Laut einer jüngst veröffentlichten Studie der auf den Automarkt spezialisierten Consultingfirma Strategic Vision spielt das Image, das ein Pickup Truck - egal welchen Typs - bis heute verkörpert, in den USA (wie vermutlich im Rest der Welt) eine enorme Rolle bei der Kaufentscheidung. Nämliches ist freilich extrem männlich geprägt. Knapp 90 Prozent der Käufer der Kleinlaster sind Männer. Mit anderen Worten: Vielleicht gerade weil immer weniger von ihnen im Wald, am Feld oder am Bau arbeiten, scheint in Arizona, Missouri, Indiana oder South Carolina das Bedürfnis nach einer symbolischen Stärkung des männlichen Egos in Form eines möglichst fetten Pickup Trucks heute stärker ausgeprägt als je zuvor in der US-Geschichte. Was auch insofern ins Bild passt, als sich in Bundesstaaten wie diesen oft die größten Fans des erwiesenermaßen mit Abstand unsichersten Mannes finden, der jemals das Amt des US-Präsidenten bekleidet hat.

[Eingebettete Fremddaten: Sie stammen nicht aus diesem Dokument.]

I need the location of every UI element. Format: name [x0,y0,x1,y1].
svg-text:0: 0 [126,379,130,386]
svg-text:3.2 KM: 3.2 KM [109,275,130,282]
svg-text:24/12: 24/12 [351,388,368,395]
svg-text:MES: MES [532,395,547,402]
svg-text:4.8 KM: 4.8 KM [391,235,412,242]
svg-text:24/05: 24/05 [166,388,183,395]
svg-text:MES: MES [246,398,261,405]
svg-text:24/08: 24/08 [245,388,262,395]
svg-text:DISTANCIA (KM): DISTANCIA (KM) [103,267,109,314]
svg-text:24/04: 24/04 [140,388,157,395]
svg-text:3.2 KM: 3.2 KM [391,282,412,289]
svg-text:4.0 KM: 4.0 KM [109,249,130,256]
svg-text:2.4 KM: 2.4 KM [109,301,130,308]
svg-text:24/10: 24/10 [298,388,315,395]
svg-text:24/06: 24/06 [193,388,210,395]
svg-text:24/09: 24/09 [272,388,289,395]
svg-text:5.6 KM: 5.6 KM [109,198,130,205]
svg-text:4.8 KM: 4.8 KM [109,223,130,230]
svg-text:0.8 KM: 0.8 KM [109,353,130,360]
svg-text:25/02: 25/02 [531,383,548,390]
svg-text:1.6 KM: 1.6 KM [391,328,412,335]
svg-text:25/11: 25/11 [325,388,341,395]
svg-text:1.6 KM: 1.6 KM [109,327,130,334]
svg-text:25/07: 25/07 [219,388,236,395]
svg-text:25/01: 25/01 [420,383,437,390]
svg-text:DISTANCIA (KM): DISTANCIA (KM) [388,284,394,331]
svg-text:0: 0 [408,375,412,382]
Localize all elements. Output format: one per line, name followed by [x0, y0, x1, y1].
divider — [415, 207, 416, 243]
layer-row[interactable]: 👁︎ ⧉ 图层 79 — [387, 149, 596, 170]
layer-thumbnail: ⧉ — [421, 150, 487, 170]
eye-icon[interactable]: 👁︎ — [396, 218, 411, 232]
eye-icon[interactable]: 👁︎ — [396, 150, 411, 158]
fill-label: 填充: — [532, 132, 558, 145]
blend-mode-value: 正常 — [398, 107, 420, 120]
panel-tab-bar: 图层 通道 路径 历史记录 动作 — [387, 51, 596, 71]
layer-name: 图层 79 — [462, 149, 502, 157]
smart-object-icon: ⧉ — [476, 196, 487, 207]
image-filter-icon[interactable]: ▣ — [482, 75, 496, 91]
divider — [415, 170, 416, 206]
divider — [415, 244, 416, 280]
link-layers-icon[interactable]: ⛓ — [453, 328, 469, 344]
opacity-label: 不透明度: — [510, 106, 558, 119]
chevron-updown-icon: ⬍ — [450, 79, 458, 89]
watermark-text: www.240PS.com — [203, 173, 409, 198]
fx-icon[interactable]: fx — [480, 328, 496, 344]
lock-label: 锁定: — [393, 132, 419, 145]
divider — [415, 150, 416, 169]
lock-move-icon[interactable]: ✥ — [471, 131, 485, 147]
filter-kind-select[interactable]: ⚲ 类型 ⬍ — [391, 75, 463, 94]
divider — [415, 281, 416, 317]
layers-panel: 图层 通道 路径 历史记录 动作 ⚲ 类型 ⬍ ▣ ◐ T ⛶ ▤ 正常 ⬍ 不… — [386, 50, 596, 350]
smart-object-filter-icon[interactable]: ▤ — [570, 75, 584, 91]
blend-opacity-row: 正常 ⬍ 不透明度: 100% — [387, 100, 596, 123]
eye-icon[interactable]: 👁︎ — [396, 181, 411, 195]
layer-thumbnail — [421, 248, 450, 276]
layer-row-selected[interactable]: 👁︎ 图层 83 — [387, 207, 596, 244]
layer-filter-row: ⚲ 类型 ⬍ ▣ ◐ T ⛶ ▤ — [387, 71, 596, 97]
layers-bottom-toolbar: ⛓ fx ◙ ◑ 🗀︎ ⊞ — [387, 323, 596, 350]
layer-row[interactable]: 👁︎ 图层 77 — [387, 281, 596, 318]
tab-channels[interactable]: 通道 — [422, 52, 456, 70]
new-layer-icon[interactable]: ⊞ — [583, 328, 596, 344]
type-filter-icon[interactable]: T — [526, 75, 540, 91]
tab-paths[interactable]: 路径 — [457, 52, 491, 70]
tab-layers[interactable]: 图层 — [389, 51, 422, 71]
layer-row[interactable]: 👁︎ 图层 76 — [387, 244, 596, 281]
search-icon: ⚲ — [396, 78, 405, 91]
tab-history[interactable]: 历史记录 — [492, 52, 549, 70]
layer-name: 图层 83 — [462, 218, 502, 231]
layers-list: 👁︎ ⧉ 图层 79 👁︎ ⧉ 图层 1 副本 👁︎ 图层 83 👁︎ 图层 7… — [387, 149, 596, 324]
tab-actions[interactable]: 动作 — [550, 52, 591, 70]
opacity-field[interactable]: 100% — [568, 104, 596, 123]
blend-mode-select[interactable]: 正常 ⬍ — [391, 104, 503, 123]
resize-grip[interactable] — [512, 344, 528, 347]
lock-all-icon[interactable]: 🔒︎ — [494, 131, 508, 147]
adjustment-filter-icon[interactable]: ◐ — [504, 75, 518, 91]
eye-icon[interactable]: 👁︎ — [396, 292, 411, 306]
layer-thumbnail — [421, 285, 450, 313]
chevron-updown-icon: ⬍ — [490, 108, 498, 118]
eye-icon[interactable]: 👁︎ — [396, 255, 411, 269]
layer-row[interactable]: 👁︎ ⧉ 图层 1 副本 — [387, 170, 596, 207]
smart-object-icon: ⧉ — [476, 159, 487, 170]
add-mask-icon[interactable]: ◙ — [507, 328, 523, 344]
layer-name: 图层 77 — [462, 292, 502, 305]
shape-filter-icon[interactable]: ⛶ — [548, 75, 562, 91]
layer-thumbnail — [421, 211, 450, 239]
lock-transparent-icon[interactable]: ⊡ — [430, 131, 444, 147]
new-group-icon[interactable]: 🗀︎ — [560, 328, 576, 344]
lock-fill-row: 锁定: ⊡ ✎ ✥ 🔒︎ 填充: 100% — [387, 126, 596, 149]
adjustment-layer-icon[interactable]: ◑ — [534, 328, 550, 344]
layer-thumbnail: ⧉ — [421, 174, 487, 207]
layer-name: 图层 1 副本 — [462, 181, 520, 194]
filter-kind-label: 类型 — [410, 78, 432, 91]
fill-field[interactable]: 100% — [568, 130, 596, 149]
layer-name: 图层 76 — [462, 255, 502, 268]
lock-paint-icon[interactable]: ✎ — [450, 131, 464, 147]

Cybertruck wird sich am Land schwer durchsetzen

Insofern ist es kaum vorstellbar, dass Elon Musk und Co. mit ihrem Cybertruck gerade in diesem Markt schon bald einen Fuß auf den Boden bekommen. Wahrscheinlicher ist hingegen, dass das Auto dort zum Verkaufshit wird, wo Tesla schon jetzt mit Abstand die meisten seiner Produkte verkauft: an den Küsten, allen voran in Kalifornien und New York, wo es mittlerweile auch eine weitreichende Infrastruktur zum Aufladen der Autos gibt.

Manche Dinge ändern sich halt doch nicht. Obwohl begeisterter Pickup-Fahrer, war selbst Colt Seavers seinerzeit stets froh, wenn er nach seinen Ausflügen ins Landesinnere nach Los Angeles zurückkam.